CAPÍTULO 1: Como o Filho é entendido como relacionado ao Pai como algo causado à sua causa
A dúvida pode perturbar algumas pessoas ao descobrirem que em muitas passagens dessas autoridades o Pai é dito ser a causa do Filho, e o Pai e o Filho a causa do Espírito Santo. E isso ocorre primeiro nas palavras que se relata que Atanásio pronunciou no Concílio de Niceia: “O que o Filho tem do Pai, ele tem uma palavra do coração, como o brilho do sol, um riacho de sua fonte, ou um efeito de sua causa. Quem insulta ou nega o que é causado, certamente também nega sua causa. O Filho gerado que é causado diz: Aquele que me rejeita, rejeita aquele que me enviou” (Lc. 10:16). Em outro lugar, Atanásio diz: “O Espírito não é não originado, isto é, sem qualquer princípio ou causa, mas sim mostra-se ser verdadeiro Deus, originado, no entanto, não no tempo, mas da causa de verdadeira origem.” E Basílio diz: “O Espírito Santo, enviado pelo próprio Deus, tem uma causa.” E Teodoreto comentando sobre a Epístola aos Hebreus diz: “A causa do Filho é o Pai.”
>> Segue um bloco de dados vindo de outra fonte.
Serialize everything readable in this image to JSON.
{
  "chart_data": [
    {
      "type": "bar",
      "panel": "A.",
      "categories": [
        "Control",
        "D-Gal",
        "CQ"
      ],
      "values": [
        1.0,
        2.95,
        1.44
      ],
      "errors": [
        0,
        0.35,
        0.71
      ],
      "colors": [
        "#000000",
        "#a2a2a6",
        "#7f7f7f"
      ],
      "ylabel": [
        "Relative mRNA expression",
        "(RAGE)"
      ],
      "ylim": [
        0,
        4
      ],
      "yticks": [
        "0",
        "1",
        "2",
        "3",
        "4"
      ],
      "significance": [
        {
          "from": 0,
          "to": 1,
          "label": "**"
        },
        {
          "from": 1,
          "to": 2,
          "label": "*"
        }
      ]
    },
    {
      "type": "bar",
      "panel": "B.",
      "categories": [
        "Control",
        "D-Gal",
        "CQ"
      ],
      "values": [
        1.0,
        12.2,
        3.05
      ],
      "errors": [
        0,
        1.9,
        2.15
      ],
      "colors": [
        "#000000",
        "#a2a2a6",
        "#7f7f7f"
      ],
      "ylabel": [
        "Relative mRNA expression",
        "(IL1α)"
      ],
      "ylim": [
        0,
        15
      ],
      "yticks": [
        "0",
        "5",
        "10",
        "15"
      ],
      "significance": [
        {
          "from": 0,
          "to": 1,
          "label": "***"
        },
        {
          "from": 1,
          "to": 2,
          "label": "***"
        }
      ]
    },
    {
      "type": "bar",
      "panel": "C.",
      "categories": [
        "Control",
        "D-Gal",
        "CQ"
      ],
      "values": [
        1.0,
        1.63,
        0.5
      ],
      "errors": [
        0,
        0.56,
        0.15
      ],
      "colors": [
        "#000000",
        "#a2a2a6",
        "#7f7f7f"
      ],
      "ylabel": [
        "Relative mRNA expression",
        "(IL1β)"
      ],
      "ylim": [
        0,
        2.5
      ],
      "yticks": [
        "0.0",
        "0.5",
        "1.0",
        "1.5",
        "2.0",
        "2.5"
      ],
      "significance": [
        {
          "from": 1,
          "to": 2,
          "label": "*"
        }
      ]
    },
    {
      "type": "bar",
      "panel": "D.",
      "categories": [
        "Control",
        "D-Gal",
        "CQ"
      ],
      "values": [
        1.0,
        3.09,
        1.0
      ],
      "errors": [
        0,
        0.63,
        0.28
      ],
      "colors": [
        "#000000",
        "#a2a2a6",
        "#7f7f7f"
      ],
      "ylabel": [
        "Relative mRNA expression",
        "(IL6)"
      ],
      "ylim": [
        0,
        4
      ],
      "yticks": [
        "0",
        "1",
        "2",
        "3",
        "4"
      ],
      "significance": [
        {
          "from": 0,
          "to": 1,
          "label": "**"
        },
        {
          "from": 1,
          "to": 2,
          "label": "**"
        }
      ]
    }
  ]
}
Entre os latinos, no entanto, o Pai não é geralmente chamado de causa do Filho ou do Espírito Santo, mas apenas de seu princípio ou origem, por três razões.
Primeira, porque o Pai não pode ser entendido como uma causa do Filho na maneira de uma causa formal, material ou final, mas apenas como uma causa originária, isto é, uma causa eficiente. Mas descobrimos que uma causa eficiente é sempre diversa em essência daquela de que é causa. Portanto, para excluir a noção de que o Filho tem uma essência diversa da do Pai, não costumamos falar do Pai como causa do Filho, mas preferimos usar palavras que conotam origem juntamente com consubstancialidade, como fonte, cabeça e semelhantes.
Segunda, porque para nós causa e efeito são termos correlativos. Daí não dizemos que o Pai causa, para que alguém não tome isso como significando que o Filho foi feito. E mesmo entre os filósofos Deus é chamado de causa primeira; tudo o que é causado está incluído por eles no universo das criaturas. E assim, se pudesse ser dito que o Filho tem uma causa, ele poderia ser entendido como estando incluído no universo dos seres causados ou das criaturas.
Terceira, porque ao falar de Deus o homem não deve se afastar levianamente do modo escritural. A Sagrada Escritura, no entanto, chama o Pai de princípio (ou origem) do Verbo, como está claro em João 1:1. “No princípio era o Verbo.” Em nenhum lugar diz que o Pai é uma causa ou que o Filho é causado. Portanto, como causa diz mais do que princípio, não presumimos dizer que o Pai é uma causa ou que o Filho é causado.
Nenhuma palavra, no entanto, que conote origem é mais adequadamente usada ao falar de Deus do que esta palavra princípio. Porque o que está em Deus é incompreensível e não pode ser definido por nós, ao falar de Deus usamos mais adequadamente termos gerais do que termos próprios: daí seu nome mais próprio é dito ser “Aquele que É”, que é como um termo mais geral, como é evidente em Êxodo 3:14. E como causa é mais geral do que elemento, assim princípio é mais geral do que causa. Portanto, ao falar de Deus usamos muito apropriadamente o termo princípio.
Isto não deve ser interpretado, no entanto, como se os santos mencionados que usaram termos como causa e causado quisessem implicar que as pessoas divinas não tinham a mesma natureza, ou que o Filho era uma criatura. Eles desejavam indicar apenas a origem das pessoas, como fazemos quando usamos o termo princípio. Daí Gregório de Nissa afirma: “Quando dizemos causa e causado, não queremos dizer com esses termos naturezas. Pois não empregamos esses termos como substitutos de essência ou natureza; ao contrário, ilustramos como precisamente Pai e Filho diferem, a saber, mostramos como o Filho não é gerado de ninguém.” Da mesma forma, Basílio diz: “Porque não gerado, o Espírito Santo, eu digo, não tem Pai; nem é uma criatura, porque não é criado, mas tem Deus como sua causa; Deus de quem ele é verdadeiramente o espírito, e de quem ele procede.”